The Best of Both Stock-Picking Worlds

02/22/2011 1:22 pm EST

Focus: STOCKS

Roy Ward

Chief Analyst, Cabot Benjamin Graham Value Investor

These attractively valued stocks have earned top grades from two reliable and conservative rating systems, writes J. Royden Ward, editor of Cabot Benjamin Graham Value Letter.

Value Line has been around for 80 years. The Value Line Timeliness Rank measures probable price performance during the next 6 to 12 months relative to the other 1,700 stocks covered. Value Line’s top 100 ranked stocks have risen 26.7% per year during the past 23 years. Stocks with strong buy ratings have a tendency to be moderate risk.

Standard & Poor’s is the oldest and probably most comprehensive investment service for common stocks. The S&P rating system ranks stocks according to their total return potential compared to the S&P 500 index. Stocks rated “strong buy” tend to be conservative.

If I am searching for low-risk stocks, I look for those that have high Standard & Poor’s and Value Line Timeliness ratings. My matching program recently turned up eight such names.

My past experience with this methodology has shown that these eight stocks will perform very well, on average, during the next 6 to 12 months. Included in the list were stalwarts Hewlett-Packard (NYSE: HPQ) and Wal-Mart (NYSE: WMT). Also included were Avnet (NYSE: AVT), Metro PCS Communications (NYSE: PCS) and TRW Automotive (NYSE: TRW), which are a tad more risky than HPQ and WMT, but look more attractive to me and are described below.

In Technology’s Trenches
Avnet is a distributor of electronic components, enterprise computer and storage products and embedded subsystems. The company resells electronic components, computer products and software to more than 300 manufacturers, sometimes with assembly or other value added by Avnet.

To retailers, Avnet markets and sells mid- to high-end servers, data storage, software and the services required to implement these products and solutions.

Corporations are fueling demand for storage products and networking gear, as those companies upgrade their data centers to improve efficiency. Avnet’s recent purchase of Bell Microsystems will add substantial sales in 2011.

I expect 16% earnings per share growth during the next five years. At 9.3 times current earnings per share, AVT shares are a bargain.
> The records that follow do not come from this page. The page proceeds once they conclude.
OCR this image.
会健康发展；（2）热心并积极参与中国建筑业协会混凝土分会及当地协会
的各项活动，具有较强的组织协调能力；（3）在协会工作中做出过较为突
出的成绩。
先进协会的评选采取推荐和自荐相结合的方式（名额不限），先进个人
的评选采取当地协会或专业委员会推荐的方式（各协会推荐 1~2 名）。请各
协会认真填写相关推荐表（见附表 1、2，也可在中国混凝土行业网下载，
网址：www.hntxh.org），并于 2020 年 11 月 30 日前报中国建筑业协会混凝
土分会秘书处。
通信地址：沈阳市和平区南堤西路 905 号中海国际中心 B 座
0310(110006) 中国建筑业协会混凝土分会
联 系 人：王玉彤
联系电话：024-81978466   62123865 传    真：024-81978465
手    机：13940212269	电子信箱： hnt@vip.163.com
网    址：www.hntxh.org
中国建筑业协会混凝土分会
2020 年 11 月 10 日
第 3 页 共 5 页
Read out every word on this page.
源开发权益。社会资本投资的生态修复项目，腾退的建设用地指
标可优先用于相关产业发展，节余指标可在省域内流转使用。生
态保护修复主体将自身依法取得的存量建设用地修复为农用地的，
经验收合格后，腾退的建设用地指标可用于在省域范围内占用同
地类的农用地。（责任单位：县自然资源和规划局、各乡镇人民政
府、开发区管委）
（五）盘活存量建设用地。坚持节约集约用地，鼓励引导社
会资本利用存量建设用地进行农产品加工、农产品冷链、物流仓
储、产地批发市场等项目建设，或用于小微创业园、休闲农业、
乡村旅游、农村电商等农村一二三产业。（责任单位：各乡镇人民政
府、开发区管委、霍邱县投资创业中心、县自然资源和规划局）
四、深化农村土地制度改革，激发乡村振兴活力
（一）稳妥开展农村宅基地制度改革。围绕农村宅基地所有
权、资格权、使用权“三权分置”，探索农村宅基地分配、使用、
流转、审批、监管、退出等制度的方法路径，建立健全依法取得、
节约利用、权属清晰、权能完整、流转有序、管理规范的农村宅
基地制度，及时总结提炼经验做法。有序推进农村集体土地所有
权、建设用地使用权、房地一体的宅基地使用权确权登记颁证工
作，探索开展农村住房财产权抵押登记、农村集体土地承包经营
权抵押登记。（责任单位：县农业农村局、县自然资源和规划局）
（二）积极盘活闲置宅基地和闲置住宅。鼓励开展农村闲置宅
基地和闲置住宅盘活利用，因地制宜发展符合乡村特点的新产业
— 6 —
The company does not pay a dividend.

Flat Rate, Fat Profits
Metro PCS Communications is a wireless telecommunications provider. The company offers wireless broadband mobile services under the MetroPCS brand in selected metropolitan areas in the US over its own licensed networks or the networks of affiliates.

PCS provides a variety of wireless communications services to its subscribers without long-term contracts, but with paid-in-advance, flat-rate, unlimited usage plans that include all applicable taxes and regulatory fees in the monthly price. PCS’s unique plans are sold at a low monthly fee and are attracting many new customers at the expense of larger providers. The company has eight million subscribers.

Metro PCS’s aggressive marketing of flat-rate wireless plans with unlimited usage is winning new customers at a rapid rate. I forecast 24% earnings-per-share growth for the next five years or longer. At 17.2 times earnings, PCS shares are undervalued.

Buckle Your Seat Belts
TRW Automotive is a worldwide supplier of systems and components to automakers. Products include braking and steering systems, airbags and seat belts, and crash sensors.

TRW is aggressively expanding operations in Brazil and China to meet customer demand. Demand in the US is also picking up, and auto sales in Europe, where TRW has a large presence, should start to see improvement in the second half of 2011. I believe earnings per share will increase 19% per year during the next five years. At 10.4 times current earnings, TRW shares are a bargain.

[Ward’s Two Best Value Bets for 2011 have returned 14% and 23% so far this year—Editor.]